ModelDetail Objects

This interface encapsulates the representation detail of a data mining model.

m.getAlgorithmName() : string

Returns the name of the model builder algorithm.

m.getApplicationName() : string

Returns the name of the model builder application.

m.getApplicationVersion() : string

Returns the version of the model builder application.

m.getBuildDate() : Date

Returns the date this model was built.

m.getCopyright() : string

Returns the model copyright.

m.getInputDataModel() : DataModel

Returns the input data model required by the model. Note that the ModelingRole for each field in the input data model is ModelingRole.IN, even for fields that had been specified as ModelingRole.BOTH for association or sequence models.

m.getModelID() : string

Returns the model ID. For models within a composite model, it is assumed that each model has a unique ID.

m.getModelType() : ModelType

Returns the type of the model.

m.getOutputDataModel() : DataModel

Returns the output data model produced by the model. Note that the ModelingRole for each field in the output data model is ModelingRole.OUT, even for fields that had been specified as ModelingRole.BOTH for association or sequence models.

It is also important to note that this is not same as the output column set produced by the ModelApplier that applies the model to data. The transformer output column set will usually include additional fields from the input and may include property settings that modify the number or type of outputs produced (for example, a transformer that applies a clustering model may produce the cluster ID as an integer or a string depending on the property settings).

m.getPMMLModelType() : PMMLModelType

For a model which is represented internally using PMML (one for which isPMMLModel() returns True) this returns the PMML model type from the underlying PMML that was generated by the modeling algorithm. For a model which is not represented using PMML this returns None.

m.getPMMLText() : string

For a model which is represented internally using PMML (one for which isPMMLModel() returns True) this returns a string representing the PMML generated from the model building algorithm.
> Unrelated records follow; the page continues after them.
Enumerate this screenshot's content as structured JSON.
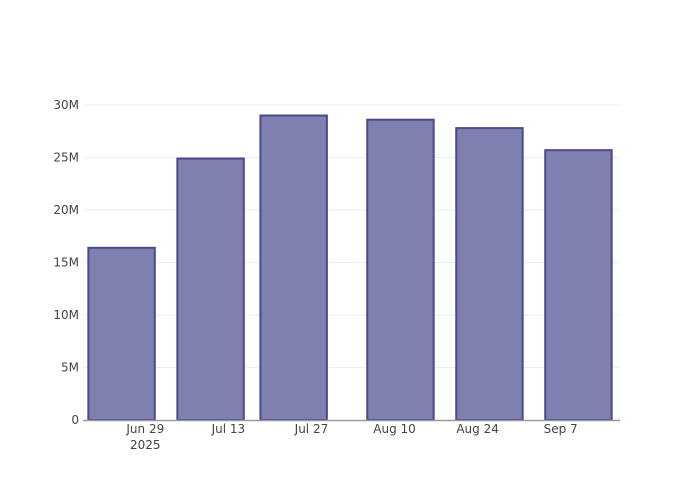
{
  "chart_data": {
    "type": "bar",
    "title": "",
    "xlabel": "",
    "ylabel": "",
    "x": [
      "2025-06-25",
      "2025-07-10",
      "2025-07-24",
      "2025-08-11",
      "2025-08-26",
      "2025-09-10"
    ],
    "values": [
      16400000,
      24900000,
      29000000,
      28600000,
      27800000,
      25700000
    ],
    "xlim": [
      "2025-06-18T12:00",
      "2025-09-17"
    ],
    "ylim": [
      0,
      30000000
    ],
    "x_ticks": [
      {
        "date": "2025-06-29",
        "label": "Jun 29",
        "sublabel": "2025"
      },
      {
        "date": "2025-07-13",
        "label": "Jul 13"
      },
      {
        "date": "2025-07-27",
        "label": "Jul 27"
      },
      {
        "date": "2025-08-10",
        "label": "Aug 10"
      },
      {
        "date": "2025-08-24",
        "label": "Aug 24"
      },
      {
        "date": "2025-09-07",
        "label": "Sep 7"
      }
    ],
    "y_ticks": [
      {
        "value": 0,
        "label": "0"
      },
      {
        "value": 5000000,
        "label": "5M"
      },
      {
        "value": 10000000,
        "label": "10M"
      },
      {
        "value": 15000000,
        "label": "15M"
      },
      {
        "value": 20000000,
        "label": "20M"
      },
      {
        "value": 25000000,
        "label": "25M"
      },
      {
        "value": 30000000,
        "label": "30M"
      }
    ],
    "grid": true,
    "legend": "none",
    "colors": {
      "fill": "#7f7fb0",
      "stroke": "#4b4b8c",
      "grid": "#eeeeee",
      "axis": "#999999"
    }
  }
}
For non-PMML models this returns None. When this returns None you may be able to obtain an alternative representation of the model as PMML using the export function: TaskRunner.exportModelToFile().

m.getSplitColumnNames() : List

Returns the list of split column names if this is a split model or None for non-split models.
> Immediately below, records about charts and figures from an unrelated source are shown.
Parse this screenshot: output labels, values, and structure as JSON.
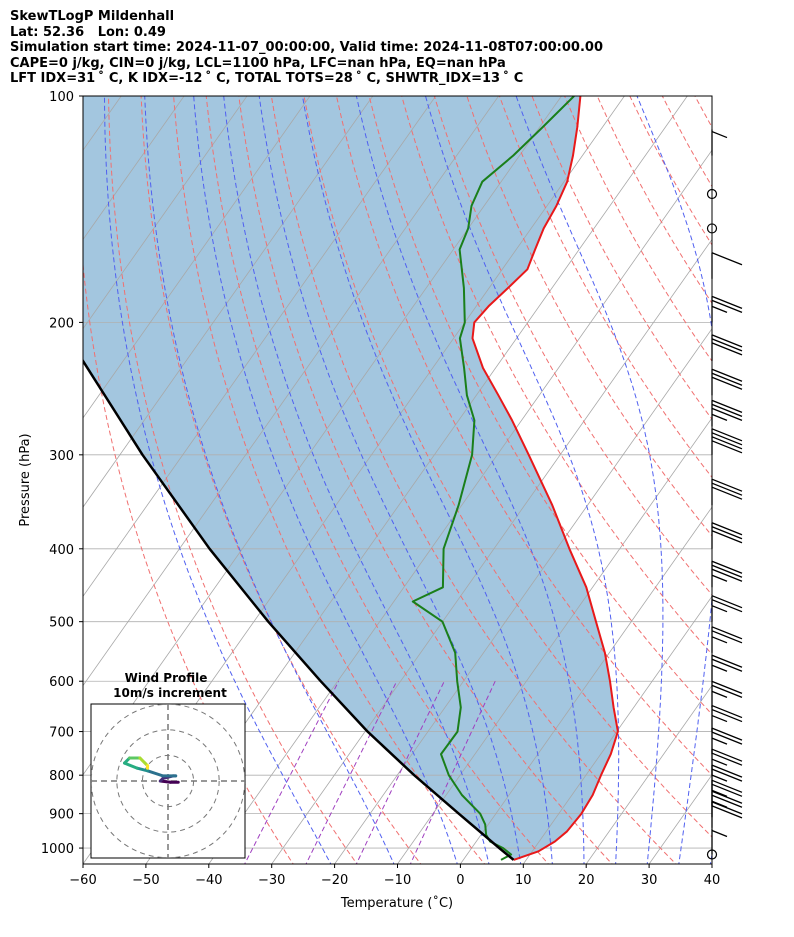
{
  "header": {
    "line1": "SkewTLogP Mildenhall",
    "line2": "Lat: 52.36   Lon: 0.49",
    "line3": "Simulation start time: 2024-11-07_00:00:00, Valid time: 2024-11-08T07:00:00.00",
    "line4": "CAPE=0 j/kg, CIN=0 j/kg, LCL=1100 hPa, LFC=nan hPa, EQ=nan hPa",
    "line5": "LFT IDX=31 ˚ C, K IDX=-12 ˚ C, TOTAL TOTS=28 ˚ C, SHWTR_IDX=13 ˚ C"
  },
  "chart_data": {
    "type": "line",
    "subtype": "skew-T log-p",
    "xlabel": "Temperature (˚C)",
    "ylabel": "Pressure (hPa)",
    "xlim": [
      -60,
      40
    ],
    "ylim": [
      1050,
      100
    ],
    "y_scale": "log",
    "x_ticks": [
      -60,
      -50,
      -40,
      -30,
      -20,
      -10,
      0,
      10,
      20,
      30,
      40
    ],
    "y_ticks": [
      100,
      200,
      300,
      400,
      500,
      600,
      700,
      800,
      900,
      1000
    ],
    "grid": true,
    "colors": {
      "temperature": "#e8191a",
      "dewpoint": "#1a7f1a",
      "parcel": "#000000",
      "shading": "#a3c6df",
      "dry_adiabats": "#f07070",
      "moist_adiabats": "#5060f0",
      "mixing_ratio": "#a040c0",
      "isotherms": "#a8a8a8",
      "grid": "#b0b0b0"
    },
    "series": [
      {
        "key": "temperature",
        "points": [
          [
            1037,
            8.0
          ],
          [
            1010,
            11.0
          ],
          [
            980,
            12.5
          ],
          [
            950,
            13.3
          ],
          [
            900,
            13.6
          ],
          [
            850,
            13.3
          ],
          [
            800,
            12.4
          ],
          [
            750,
            11.6
          ],
          [
            700,
            10.2
          ],
          [
            650,
            6.8
          ],
          [
            600,
            3.3
          ],
          [
            550,
            -0.7
          ],
          [
            500,
            -5.6
          ],
          [
            450,
            -11.0
          ],
          [
            400,
            -18.0
          ],
          [
            350,
            -25.6
          ],
          [
            300,
            -35.0
          ],
          [
            270,
            -41.5
          ],
          [
            250,
            -46.5
          ],
          [
            230,
            -52.0
          ],
          [
            210,
            -57.0
          ],
          [
            200,
            -58.5
          ],
          [
            190,
            -58.0
          ],
          [
            180,
            -57.0
          ],
          [
            170,
            -56.0
          ],
          [
            160,
            -57.0
          ],
          [
            150,
            -58.0
          ],
          [
            140,
            -58.5
          ],
          [
            130,
            -59.5
          ],
          [
            120,
            -61.5
          ],
          [
            110,
            -64.0
          ],
          [
            100,
            -67.0
          ]
        ]
      },
      {
        "key": "dewpoint",
        "points": [
          [
            1037,
            6.0
          ],
          [
            1020,
            7.0
          ],
          [
            1000,
            5.0
          ],
          [
            980,
            2.2
          ],
          [
            960,
            0.8
          ],
          [
            930,
            -0.5
          ],
          [
            900,
            -2.5
          ],
          [
            850,
            -7.5
          ],
          [
            800,
            -11.8
          ],
          [
            750,
            -15.4
          ],
          [
            700,
            -15.3
          ],
          [
            650,
            -17.5
          ],
          [
            600,
            -21.0
          ],
          [
            550,
            -24.5
          ],
          [
            500,
            -30.0
          ],
          [
            470,
            -37.0
          ],
          [
            450,
            -33.8
          ],
          [
            400,
            -38.0
          ],
          [
            350,
            -40.5
          ],
          [
            300,
            -44.0
          ],
          [
            270,
            -47.5
          ],
          [
            250,
            -51.5
          ],
          [
            230,
            -55.0
          ],
          [
            210,
            -59.0
          ],
          [
            200,
            -60.0
          ],
          [
            180,
            -64.0
          ],
          [
            160,
            -69.0
          ],
          [
            150,
            -70.0
          ],
          [
            140,
            -72.0
          ],
          [
            130,
            -73.0
          ],
          [
            120,
            -71.0
          ],
          [
            110,
            -69.5
          ],
          [
            100,
            -68.0
          ]
        ]
      },
      {
        "key": "parcel",
        "points": [
          [
            1037,
            8.0
          ],
          [
            1000,
            4.4
          ],
          [
            900,
            -5.9
          ],
          [
            800,
            -17.3
          ],
          [
            700,
            -29.6
          ],
          [
            600,
            -42.7
          ],
          [
            500,
            -57.7
          ],
          [
            400,
            -75.2
          ],
          [
            300,
            -96.4
          ],
          [
            200,
            -124.6
          ],
          [
            100,
            -164.5
          ]
        ]
      }
    ],
    "wind_barbs": {
      "pressures": [
        1020,
        940,
        910,
        880,
        840,
        800,
        750,
        700,
        650,
        600,
        550,
        500,
        450,
        400,
        350,
        300,
        275,
        250,
        225,
        200,
        175,
        150,
        135,
        120
      ],
      "speed_kt": [
        5,
        20,
        25,
        25,
        25,
        25,
        25,
        25,
        25,
        25,
        25,
        25,
        35,
        30,
        30,
        40,
        35,
        30,
        30,
        25,
        10,
        0,
        0,
        5
      ],
      "calm_markers_at": [
        1020,
        150,
        135
      ]
    },
    "wind_profile": {
      "title": "Wind Profile",
      "subtitle": "10m/s increment",
      "rings_ms": [
        10,
        20,
        30
      ],
      "hodograph_uv": [
        [
          4,
          -0.5
        ],
        [
          1,
          -0.5
        ],
        [
          -3,
          0
        ],
        [
          -2,
          1
        ],
        [
          2,
          2
        ],
        [
          3,
          2
        ],
        [
          -2,
          2
        ],
        [
          -8,
          4
        ],
        [
          -12,
          5
        ],
        [
          -17,
          7
        ],
        [
          -15,
          9
        ],
        [
          -11,
          9
        ],
        [
          -9,
          7
        ],
        [
          -8,
          6
        ],
        [
          -8,
          5
        ]
      ]
    }
  }
}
m.getSplitModelCount() : int

Returns the number of split models if this is a split model or 0 otherwise.

m.getSplitModelKey(index) : List

index (int) : the model index

Returns the values of the split fields at the specified index for split models or None for non-split models. When present, the values are in the order specified by the split output columns.

m.getSplitModelPMMLText(index) : string

index (int) : the model index

Returns the PMML representation of the split model at the specified index for split models or None for non-split models or if the split model is not represented as PMML.

m.getUserName() : string

Returns the name of the account used to build the model.

m.isOutputColumnAuxiliary(name) : boolean

name (string) : the column name

Returns True if the supplied column name is an auxiliary column in the output data model or False. An auxiliary output column is a column that provides additional information about the output of the model, for example, the confidence of the prediction or distance from the cluster center.

m.isPMMLModel() : boolean

Returns True if this model is represented using PMML, or False otherwise.

m.isSplitModel() : boolean

Returns True if this model is a split model, False otherwise.